How do you categorize flexible displays? There are many different types of displays, but according to Kimberly Allen, there are three main categories. The first is displays that are not flat, but cannot be reshaped, such as Galaxy Edge smartphones or curved monitors. These products are commercially available. The second is a more advanced type of display that can only be folded once, with limited deformation. These are used in things like e-books that fold in half. These displays are technically feasible, but economically it’s better to have two separate displays. The third category is the pinnacle of flexible displays: those that can be freely transformed, like paper. This is the technology used in products that can be rolled up and stored or worn like clothes.
Electronics can be categorized by the material of the substrate on which they are based. There are three main types of materials: glass, plastic, and metal. Glass has several advantages over plastic. Glass is highly permeable, which is why it was the main material for optical components. Glass is stable at high temperatures and resistant to chemical reactions. While other organic materials are attacked and deformed by water and oxygen, glass is less permeable and can be used as a barrier. It’s scratch-resistant, which is why it’s used in touch panels.
People don’t usually think of glass as bending. This is because the glass we usually see is easily broken. However, it’s possible to make glass that can be wheeled. Wheelable glass should be less than 200 μm thick. For the same force, the mechanical pressure is inversely proportional to the square of the thickness, so it’s easier to break a thin sheet of glass than a thicker one. Also, the substrate is made to bend, so it needs to be more stable. Methods to prevent glass from breaking include surface hardening, multilayering, or using composite glass. These methods all apply to thicker glass or reduce the amount of bending.

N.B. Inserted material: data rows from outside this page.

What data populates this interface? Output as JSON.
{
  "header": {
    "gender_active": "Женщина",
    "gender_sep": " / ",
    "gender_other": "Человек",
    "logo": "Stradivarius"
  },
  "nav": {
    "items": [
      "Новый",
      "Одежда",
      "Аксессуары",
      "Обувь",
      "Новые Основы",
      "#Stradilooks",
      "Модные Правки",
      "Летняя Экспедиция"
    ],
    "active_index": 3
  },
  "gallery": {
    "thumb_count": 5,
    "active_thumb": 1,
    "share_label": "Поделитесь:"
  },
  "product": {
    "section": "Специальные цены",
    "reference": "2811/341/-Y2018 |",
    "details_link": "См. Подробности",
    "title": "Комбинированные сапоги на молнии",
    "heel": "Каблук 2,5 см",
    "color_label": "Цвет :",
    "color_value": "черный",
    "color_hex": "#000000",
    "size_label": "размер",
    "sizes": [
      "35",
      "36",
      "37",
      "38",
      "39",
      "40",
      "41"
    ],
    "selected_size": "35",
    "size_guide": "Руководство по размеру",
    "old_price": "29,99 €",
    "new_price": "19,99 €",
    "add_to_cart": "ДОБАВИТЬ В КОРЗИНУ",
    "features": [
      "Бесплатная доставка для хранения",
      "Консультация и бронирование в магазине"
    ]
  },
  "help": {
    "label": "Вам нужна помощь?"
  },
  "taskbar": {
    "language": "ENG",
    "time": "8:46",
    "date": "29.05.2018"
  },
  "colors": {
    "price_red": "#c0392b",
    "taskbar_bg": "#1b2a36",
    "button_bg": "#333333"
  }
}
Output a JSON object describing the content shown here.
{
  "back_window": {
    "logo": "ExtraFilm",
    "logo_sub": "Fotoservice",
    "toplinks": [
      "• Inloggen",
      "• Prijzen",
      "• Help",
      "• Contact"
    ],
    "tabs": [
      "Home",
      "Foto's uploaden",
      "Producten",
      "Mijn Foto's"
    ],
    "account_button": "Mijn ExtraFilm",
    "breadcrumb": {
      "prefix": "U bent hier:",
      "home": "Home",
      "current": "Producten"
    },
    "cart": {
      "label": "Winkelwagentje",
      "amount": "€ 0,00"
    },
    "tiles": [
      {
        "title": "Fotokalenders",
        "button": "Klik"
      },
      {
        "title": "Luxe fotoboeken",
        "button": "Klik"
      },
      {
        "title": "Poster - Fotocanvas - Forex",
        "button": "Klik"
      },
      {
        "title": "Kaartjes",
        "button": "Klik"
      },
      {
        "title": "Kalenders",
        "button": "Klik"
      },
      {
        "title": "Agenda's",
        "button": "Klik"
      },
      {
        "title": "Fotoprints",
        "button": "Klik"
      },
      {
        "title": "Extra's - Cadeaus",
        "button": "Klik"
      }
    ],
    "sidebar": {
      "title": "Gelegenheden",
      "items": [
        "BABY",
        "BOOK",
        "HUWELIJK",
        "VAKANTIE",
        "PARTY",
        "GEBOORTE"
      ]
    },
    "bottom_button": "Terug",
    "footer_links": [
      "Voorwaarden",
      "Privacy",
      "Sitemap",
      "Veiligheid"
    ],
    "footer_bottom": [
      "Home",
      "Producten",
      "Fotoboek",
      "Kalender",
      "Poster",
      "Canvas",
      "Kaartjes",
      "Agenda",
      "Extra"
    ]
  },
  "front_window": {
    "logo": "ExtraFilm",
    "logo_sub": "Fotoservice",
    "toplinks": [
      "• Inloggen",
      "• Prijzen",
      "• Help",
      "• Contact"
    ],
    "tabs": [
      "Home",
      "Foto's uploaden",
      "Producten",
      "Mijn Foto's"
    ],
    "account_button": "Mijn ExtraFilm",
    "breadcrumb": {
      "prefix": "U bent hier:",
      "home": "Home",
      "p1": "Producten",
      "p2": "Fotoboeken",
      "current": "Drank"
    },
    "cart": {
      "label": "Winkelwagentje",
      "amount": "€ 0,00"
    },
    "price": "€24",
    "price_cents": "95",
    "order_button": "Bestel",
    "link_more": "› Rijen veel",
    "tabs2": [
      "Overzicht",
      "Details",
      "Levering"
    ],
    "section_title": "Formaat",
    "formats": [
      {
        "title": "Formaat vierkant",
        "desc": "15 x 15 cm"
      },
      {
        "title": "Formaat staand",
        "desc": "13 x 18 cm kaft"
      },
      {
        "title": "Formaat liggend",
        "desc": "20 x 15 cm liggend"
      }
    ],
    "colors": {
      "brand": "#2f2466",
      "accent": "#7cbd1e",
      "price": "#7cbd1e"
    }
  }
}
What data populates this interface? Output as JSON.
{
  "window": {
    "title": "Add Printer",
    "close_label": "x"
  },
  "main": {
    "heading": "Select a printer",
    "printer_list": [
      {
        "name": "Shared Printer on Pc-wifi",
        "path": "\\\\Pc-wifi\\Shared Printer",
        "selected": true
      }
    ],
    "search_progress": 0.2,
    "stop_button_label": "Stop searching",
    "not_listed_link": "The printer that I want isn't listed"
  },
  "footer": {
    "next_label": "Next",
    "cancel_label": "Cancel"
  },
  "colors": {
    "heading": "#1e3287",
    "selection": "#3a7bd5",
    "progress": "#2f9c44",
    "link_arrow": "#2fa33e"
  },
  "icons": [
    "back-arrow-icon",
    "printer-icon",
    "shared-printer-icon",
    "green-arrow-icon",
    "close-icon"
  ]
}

The only option left is to strengthen the glass with a coating. Coatings are effective because they can reduce the impact of existing flaws and make it less fragile.
While there are some applications that don’t need a display, such as e-skin, most smartwatches, wearable computers, and e-newspapers do. Flexible displays can make these devices even better. Glass, the material used to make touch panels, can be thinned and coated to make flexible displays.
There are no commercialized products yet that use displays that can be rolled up and stored like in movies and novels. It takes more than just a bendable display to make it commercially viable. The electronic circuits, processors, batteries, memory, and even communications devices, as well as the substrates and cases they are mounted on, all need to bend with it or find other solutions to overcome the bending. Once you have a solution, it’s not over. You need to make sure that your product is durable enough to withstand deformation and not break. You’ll also need to develop a new process to mass-produce your product. Creating these flexible displays requires a lot of investment. These technologies will not be obsolete until they are worth the money consumers are willing to pay for them. We need to think outside of the box and come up with breakthrough products.
The economic aspect is also important for flexible display technology to be commercialized. Since the technology is expensive to develop, it is also important to consider the financial burden on consumers who will buy the product once it is commercialized. Companies need to not only develop products based on innovative technologies, but also make them economically attractive. This process requires an overall strategy from the early stages of technology development to commercialization, and it has a major impact on a company’s competitiveness.
What kind of displays will we see in the future? Currently, projectors need a wall to be viewed, like a screen. Some smartwatches project images onto your hand or arm. In the future, we might even be able to use projectors in empty spaces and not need a display at all. There are also ways to deliver audiovisual information by directly stimulating the brain. It’s an evolution of augmented reality. The display of the future may not be anything else, but our own brains.